WASHINGTON – The U.S. economic expansion has moderated due to the global economic slowdown, but America still has room to use fiscal policies to fight off a recession, two expert economists said Tuesday.
Karen Dynan, a Harvard University economics professor and senior fellow at the Peterson Institute, said the U.S. slowndown is the result of “fading fiscal stimulus in the United States,” higher trade barriers and “structural issues in some countries.”
Federal Reserve has slashed interest rates in recent recessions to stimulate the economy, but Dynan cautioned that the U.S. now “has limited room to use monetary policy to fight a downturn” because the rate is so low.

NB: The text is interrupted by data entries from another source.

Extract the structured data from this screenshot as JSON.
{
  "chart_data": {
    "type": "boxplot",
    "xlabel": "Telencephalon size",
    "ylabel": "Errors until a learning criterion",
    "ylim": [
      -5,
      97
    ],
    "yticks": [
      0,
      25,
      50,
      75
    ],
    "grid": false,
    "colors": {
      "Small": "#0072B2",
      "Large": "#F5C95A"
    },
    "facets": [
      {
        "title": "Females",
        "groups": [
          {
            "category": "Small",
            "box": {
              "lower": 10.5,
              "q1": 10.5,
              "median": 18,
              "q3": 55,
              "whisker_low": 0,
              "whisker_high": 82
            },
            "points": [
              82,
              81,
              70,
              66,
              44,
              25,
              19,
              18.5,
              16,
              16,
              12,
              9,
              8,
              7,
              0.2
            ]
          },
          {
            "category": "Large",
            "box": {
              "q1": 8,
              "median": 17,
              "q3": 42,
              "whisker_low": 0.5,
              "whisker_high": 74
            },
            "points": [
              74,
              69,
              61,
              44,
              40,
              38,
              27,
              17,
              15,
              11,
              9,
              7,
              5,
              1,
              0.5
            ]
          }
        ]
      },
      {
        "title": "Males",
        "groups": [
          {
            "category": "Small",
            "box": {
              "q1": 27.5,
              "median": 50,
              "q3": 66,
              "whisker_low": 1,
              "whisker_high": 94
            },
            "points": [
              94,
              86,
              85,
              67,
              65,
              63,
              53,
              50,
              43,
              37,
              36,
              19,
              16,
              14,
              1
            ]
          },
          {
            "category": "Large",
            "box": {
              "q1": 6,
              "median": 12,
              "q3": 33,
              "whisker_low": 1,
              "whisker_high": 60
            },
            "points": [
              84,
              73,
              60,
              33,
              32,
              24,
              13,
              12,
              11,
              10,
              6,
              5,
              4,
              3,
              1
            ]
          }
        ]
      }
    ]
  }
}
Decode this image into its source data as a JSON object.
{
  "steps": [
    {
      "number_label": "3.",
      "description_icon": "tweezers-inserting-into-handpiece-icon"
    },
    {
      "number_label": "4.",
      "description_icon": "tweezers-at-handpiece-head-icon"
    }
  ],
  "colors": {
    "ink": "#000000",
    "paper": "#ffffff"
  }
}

“But we have considerable room to use fiscal policy,” she added.
Peterson Institute of International Economics President Adam S. Posen encouraged the public to have confidence that the government can fight a future recession through fiscal policy.
“But it would be good if we tethered it back to both realistic assumptions about what potential growth is in the major economies and the need to not waste the opportunity for decarbonization,” Posen said.
Dynan said inflation in the United States is creeping back to the Fed’s 2% target, which is conducive to avoiding a recession.
PIIE visiting fellow Jean-Pisani Ferrysaid Europe’s slowdown is also a reflection of stalling global trade growth.
“Since 2018, Europe’s growth rate has slowed to about 1%,” Ferry said. Assessing the Europeaneconomy and forecasting a continued decline in GDP growth, Ferry warned that the EU “has almost no room for further monetary easing.”